In fact, the publication found that "Past-year suicide attempts were substantially lower in states with more inclusive legislation."
This study provides initial evidence that state laws and policies relevant to equality for sexual minorities may differentially affect risk for suicide attempts among lesbian, gay, bisexual, and questioning (LGBQ) adolescents in the United States.
Findings suggest that suicide attempts among LGBQ adolescents are not invariant across context and can change. Inclusive state legislation may exert a protective effect on suicidal behavior among sexual minorities -- specifically, bisexual and questioning males – during adolescence.
What are your reflections on the implications for these findings?

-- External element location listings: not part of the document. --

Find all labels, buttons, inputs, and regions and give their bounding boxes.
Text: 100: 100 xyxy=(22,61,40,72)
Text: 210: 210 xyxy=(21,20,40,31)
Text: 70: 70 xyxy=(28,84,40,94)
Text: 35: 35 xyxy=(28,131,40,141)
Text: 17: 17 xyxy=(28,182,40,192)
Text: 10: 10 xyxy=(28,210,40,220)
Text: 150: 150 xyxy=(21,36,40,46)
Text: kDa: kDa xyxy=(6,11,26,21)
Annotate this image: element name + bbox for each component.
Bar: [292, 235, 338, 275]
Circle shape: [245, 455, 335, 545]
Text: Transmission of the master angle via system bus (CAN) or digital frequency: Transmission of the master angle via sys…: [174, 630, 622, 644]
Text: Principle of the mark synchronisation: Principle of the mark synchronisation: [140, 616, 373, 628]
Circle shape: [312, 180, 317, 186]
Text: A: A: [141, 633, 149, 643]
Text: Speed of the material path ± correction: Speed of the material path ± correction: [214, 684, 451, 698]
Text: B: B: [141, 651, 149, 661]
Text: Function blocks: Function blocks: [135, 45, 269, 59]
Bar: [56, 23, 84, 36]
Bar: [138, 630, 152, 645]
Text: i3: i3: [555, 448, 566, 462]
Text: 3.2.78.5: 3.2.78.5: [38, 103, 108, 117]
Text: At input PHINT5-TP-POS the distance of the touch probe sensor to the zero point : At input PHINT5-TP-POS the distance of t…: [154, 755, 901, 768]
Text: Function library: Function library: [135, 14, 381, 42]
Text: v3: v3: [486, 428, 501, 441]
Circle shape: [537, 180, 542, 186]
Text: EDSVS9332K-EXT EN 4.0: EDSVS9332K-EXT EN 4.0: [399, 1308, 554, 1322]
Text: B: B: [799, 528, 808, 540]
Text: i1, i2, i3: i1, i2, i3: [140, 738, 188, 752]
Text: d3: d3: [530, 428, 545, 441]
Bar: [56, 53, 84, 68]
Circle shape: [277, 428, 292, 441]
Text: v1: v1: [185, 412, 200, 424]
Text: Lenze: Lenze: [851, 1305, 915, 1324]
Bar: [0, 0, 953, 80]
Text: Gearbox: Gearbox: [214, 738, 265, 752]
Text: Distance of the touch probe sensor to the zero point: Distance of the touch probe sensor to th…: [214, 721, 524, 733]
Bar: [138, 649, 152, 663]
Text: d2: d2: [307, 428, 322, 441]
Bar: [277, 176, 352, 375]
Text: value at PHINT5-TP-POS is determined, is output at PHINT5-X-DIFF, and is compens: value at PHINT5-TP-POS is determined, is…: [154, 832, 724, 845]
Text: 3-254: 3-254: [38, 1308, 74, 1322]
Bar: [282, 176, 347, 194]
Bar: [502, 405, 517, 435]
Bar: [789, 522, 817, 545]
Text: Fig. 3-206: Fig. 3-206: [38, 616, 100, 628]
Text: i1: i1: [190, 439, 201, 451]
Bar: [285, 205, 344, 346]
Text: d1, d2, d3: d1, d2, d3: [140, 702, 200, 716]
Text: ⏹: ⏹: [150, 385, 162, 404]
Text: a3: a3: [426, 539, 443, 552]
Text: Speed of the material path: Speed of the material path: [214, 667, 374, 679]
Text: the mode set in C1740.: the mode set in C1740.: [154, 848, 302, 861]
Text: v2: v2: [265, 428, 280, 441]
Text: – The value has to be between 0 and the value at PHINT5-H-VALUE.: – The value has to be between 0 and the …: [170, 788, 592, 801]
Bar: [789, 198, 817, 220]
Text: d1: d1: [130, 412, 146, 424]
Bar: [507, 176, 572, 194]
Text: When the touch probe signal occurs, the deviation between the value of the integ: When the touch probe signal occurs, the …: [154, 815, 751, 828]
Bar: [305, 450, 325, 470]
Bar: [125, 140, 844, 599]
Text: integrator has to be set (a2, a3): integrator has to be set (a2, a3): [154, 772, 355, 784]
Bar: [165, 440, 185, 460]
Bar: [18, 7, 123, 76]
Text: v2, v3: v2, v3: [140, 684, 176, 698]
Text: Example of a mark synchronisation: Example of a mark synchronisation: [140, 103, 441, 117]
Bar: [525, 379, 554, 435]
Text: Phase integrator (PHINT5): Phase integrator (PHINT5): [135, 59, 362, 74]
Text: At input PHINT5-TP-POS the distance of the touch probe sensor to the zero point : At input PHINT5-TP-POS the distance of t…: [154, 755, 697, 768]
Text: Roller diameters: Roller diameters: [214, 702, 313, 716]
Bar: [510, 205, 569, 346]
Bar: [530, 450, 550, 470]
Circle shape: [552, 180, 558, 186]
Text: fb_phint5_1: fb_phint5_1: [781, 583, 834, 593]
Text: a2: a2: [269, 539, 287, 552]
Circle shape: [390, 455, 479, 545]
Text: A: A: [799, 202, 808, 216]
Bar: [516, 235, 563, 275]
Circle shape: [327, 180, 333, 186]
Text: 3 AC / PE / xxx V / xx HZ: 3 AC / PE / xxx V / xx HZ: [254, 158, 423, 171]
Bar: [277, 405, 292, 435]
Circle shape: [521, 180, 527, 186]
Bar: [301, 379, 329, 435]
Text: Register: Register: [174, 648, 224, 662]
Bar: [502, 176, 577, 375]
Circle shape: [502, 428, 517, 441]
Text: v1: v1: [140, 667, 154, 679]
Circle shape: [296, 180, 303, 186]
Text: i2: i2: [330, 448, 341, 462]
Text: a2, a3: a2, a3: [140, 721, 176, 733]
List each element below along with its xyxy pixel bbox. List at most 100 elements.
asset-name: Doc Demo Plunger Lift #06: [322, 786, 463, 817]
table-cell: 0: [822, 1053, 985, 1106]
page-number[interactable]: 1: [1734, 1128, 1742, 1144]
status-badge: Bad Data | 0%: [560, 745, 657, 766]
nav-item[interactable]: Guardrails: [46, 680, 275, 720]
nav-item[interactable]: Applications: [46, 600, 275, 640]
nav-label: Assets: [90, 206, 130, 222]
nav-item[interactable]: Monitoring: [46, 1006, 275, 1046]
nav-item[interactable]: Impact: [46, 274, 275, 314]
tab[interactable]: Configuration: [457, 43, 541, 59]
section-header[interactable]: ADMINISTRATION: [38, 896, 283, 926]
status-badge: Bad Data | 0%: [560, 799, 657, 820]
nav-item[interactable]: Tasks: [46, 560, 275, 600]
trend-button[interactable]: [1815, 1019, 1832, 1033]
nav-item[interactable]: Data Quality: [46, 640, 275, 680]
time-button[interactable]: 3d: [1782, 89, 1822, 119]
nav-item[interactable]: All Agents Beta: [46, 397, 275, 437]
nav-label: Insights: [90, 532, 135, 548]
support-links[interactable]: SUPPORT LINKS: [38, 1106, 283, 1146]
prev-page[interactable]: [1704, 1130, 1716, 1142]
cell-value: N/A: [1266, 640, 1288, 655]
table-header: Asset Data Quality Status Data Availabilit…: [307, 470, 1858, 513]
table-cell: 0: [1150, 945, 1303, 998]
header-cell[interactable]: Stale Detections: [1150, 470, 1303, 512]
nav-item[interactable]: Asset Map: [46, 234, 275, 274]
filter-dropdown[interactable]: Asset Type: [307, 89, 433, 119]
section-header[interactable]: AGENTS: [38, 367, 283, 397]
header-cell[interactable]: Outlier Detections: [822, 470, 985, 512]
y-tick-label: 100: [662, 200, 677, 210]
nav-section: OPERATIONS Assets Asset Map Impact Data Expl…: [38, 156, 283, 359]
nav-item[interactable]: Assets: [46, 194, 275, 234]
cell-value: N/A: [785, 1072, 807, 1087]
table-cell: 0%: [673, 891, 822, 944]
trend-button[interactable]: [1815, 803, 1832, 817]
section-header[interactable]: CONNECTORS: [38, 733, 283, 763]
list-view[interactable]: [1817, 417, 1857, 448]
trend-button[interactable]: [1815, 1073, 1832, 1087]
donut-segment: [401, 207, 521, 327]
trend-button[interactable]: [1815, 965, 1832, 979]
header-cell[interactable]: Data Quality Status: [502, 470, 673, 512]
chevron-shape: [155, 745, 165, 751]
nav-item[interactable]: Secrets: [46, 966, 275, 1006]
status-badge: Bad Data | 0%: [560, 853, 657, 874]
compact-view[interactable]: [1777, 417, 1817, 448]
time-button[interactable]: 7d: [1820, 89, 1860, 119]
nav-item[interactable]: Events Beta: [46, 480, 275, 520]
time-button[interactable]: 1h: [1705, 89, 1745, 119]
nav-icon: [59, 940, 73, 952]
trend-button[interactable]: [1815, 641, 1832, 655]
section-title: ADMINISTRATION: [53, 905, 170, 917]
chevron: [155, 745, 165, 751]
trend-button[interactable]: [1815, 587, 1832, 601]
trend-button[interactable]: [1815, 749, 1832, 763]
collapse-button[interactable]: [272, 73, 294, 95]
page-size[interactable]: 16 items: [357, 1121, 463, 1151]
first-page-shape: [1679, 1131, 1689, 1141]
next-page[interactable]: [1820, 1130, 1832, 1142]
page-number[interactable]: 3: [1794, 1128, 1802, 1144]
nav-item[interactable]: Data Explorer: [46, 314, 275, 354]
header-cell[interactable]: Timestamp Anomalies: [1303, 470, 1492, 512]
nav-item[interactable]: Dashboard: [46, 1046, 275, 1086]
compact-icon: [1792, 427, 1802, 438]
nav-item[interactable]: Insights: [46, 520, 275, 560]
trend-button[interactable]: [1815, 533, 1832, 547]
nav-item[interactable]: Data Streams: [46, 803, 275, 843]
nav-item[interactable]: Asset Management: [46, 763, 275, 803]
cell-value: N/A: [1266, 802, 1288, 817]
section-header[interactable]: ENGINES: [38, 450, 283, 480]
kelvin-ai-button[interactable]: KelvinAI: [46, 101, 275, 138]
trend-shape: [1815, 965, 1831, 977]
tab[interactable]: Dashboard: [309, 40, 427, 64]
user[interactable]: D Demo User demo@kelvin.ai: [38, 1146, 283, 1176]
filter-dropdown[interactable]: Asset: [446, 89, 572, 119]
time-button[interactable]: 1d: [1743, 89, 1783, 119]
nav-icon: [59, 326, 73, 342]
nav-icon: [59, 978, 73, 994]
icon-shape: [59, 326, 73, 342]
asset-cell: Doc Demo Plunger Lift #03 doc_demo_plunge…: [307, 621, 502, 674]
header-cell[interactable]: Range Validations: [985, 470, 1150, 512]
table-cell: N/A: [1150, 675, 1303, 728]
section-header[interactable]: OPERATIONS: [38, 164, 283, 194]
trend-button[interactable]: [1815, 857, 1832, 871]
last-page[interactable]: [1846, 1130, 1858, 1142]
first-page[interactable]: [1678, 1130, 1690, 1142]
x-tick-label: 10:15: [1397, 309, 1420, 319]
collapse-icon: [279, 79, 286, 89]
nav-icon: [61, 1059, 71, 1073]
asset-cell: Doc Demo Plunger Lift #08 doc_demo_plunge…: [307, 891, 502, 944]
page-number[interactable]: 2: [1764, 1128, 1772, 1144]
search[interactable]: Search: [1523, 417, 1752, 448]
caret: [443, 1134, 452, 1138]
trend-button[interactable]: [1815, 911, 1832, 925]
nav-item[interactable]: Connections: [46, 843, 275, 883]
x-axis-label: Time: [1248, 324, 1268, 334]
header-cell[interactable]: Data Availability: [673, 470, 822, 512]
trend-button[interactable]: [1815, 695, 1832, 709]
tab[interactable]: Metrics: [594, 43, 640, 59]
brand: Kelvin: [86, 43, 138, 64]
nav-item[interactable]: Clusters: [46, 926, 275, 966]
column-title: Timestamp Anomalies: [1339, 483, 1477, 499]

These findings reinforce that identifying as a sexual minority in and of itself is not a risk factor for suicidality; rather, experiences with stigma and discrimination which sexual minorities face may drive disparities in suicide attempts.
Results also underscore the need for a comprehensive public health approach to suicide prevention that goes beyond a focus on reducing individual-level risk factors to increase community and societal-level protective factors. Specifically, legislation that supports LGBTQ equality and inclusion.